Here, Plaintiff has failed to make a prima facie showing of causation as to why the Court should deviate from the standard Treasury bill rate. Plaintiff claims that she had to mortgage her house in order to compensate for the missing funds caused by MetLife's miscalculations. However, Plaintiff has not provided sufficient evidence that she, as the beneficiary, had to replace the unpaid benefits with other funds, thereby causing a loss to her. Furthermore, Plaintiff has not alleged any facts regarding the mortgage on her house, such as the date, rate of interest, or the amount the house was mortgaged for. Given the totality of the circumstances, including the Plaintiff's arguments, the Court finds that the statutory rate of prejudgment interest is appropriate in this case.
III. Conclusion
In conclusion, this Court finds that Defendant MetLife abused its discretion by withholding stock options when calculating Plaintiffs monthly benefits. As a result, the Court remands this matter to MetLife to calculate and pay future benefits in accordance with this Memorandum Decision, so long as Plaintiff remains eligible. In addition, the Court awards Plaintiff unpaid benefits that have accrued between July 1999 and the date of entry of Judgment, together with prejudgment interest pursuant to 28 U.S.C. § 1961 on each unpaid benefit from the date it became due to the date of entry of Judgment.
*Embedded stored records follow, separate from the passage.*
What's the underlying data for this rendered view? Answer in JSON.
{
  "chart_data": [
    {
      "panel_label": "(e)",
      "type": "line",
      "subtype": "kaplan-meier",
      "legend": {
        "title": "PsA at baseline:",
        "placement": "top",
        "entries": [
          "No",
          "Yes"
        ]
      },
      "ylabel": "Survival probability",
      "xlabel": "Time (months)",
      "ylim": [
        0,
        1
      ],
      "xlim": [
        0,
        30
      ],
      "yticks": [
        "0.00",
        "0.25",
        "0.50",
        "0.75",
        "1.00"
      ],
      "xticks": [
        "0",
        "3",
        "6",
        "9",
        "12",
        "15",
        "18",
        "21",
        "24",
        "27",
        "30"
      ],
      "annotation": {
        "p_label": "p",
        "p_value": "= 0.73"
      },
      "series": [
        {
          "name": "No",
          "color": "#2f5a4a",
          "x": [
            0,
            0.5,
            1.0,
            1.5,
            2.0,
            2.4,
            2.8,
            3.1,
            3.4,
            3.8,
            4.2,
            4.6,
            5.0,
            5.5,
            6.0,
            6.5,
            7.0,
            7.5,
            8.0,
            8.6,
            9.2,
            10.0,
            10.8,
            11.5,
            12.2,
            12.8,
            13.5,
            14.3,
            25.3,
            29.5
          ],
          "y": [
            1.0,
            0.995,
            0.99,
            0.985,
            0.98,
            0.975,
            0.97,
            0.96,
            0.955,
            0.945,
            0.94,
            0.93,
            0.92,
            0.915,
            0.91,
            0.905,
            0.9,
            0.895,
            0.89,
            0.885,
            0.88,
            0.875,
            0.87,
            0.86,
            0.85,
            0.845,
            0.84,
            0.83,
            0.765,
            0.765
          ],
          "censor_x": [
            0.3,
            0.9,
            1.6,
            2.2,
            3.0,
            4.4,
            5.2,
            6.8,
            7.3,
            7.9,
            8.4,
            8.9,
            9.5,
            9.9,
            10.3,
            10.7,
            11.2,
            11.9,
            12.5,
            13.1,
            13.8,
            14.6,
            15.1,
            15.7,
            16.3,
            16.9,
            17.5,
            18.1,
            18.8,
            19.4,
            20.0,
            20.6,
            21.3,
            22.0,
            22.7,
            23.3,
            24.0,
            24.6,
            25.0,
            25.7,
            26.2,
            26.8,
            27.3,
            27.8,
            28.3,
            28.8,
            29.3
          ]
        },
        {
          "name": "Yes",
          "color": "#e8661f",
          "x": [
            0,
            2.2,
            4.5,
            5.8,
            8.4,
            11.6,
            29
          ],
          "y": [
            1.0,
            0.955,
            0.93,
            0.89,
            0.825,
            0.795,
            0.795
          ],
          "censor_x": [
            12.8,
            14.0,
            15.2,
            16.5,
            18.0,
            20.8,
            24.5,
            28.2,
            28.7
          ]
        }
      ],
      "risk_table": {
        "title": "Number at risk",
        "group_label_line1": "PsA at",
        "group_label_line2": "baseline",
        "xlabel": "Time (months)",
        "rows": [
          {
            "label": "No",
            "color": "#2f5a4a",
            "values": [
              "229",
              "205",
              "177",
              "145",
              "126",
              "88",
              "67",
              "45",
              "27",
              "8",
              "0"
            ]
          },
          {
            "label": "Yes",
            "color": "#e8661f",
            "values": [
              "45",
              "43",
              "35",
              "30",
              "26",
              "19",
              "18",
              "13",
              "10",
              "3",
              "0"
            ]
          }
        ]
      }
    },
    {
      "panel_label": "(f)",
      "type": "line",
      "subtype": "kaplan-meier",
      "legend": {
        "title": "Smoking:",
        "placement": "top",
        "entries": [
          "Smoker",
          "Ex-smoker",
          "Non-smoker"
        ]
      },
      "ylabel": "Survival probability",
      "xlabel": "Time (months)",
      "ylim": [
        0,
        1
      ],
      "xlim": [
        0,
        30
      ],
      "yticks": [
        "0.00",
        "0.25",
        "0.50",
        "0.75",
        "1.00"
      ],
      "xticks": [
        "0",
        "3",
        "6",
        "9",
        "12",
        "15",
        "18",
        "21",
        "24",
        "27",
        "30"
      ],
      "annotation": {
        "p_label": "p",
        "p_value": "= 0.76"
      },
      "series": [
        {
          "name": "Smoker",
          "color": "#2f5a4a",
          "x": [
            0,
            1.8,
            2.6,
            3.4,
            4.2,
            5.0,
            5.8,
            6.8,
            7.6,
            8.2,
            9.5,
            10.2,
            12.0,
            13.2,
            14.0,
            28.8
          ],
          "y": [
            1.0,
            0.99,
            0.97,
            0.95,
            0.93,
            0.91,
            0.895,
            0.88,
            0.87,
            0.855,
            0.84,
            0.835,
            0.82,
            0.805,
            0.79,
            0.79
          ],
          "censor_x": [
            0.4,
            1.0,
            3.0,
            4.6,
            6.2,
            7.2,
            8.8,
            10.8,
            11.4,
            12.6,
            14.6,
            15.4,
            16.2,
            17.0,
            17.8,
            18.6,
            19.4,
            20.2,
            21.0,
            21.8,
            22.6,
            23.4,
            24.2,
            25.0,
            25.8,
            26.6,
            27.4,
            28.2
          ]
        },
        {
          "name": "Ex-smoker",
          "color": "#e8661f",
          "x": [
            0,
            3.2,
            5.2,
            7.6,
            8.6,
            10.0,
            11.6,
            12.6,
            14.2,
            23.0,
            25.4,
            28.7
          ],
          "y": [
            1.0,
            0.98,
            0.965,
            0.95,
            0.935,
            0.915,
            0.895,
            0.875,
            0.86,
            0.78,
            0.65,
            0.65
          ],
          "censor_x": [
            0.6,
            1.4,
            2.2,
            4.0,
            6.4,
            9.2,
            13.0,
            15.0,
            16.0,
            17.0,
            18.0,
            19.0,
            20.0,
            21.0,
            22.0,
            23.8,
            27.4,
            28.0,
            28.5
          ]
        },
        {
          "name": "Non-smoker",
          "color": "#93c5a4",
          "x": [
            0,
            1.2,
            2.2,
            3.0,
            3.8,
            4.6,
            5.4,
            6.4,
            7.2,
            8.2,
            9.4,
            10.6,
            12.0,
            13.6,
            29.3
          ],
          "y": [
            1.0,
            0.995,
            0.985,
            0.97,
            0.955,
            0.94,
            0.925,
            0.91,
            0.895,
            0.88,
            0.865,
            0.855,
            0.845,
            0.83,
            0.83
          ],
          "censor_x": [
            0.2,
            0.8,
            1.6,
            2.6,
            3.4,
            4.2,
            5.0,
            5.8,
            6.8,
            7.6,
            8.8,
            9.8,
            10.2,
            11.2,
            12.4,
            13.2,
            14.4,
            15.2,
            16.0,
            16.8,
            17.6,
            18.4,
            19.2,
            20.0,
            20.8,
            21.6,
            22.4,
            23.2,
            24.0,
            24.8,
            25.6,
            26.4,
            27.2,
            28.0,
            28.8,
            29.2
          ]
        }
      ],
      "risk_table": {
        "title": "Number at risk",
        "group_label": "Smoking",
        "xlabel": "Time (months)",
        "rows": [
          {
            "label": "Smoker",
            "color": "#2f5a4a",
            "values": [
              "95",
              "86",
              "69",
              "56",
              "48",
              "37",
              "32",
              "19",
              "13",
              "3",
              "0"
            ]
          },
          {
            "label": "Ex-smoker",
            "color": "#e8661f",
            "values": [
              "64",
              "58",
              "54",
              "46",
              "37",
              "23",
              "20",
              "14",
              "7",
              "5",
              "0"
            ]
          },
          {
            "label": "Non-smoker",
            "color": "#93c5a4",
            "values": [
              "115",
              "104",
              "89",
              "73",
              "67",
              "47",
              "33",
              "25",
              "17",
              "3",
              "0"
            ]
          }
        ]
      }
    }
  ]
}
MetLife shall calculate Plaintiff's monthly benefits and pay all unpaid benefits and interest in accordance with this Memorandum Decision not later than 30 days from the date of entry of Judgment.
IT IS SO ORDERED.
IT IS FURTHER ORDERED that the Clerk of the Court shall serve, by United States mail or by telefax or by email, copies of this Order on counsel in this matter.
NOTES
[1] The figure $147,279.97 comes from Box 1 in the 1998 W-2 form entitled "Wages, tips, other compensation" rather than the figure in Box 5, $151,854, which comes from section in the W-2 form entitled "Medicare, wages, and tips" that the Plaintiff used when calculating her monthly benefits in her brief.
[2] 28 U.S.C. § 1961 calculates interest at a rate equal to the weekly average 1-year constant maturity Treasury yield, as published by the Board of Governors of the Federal Reserve System.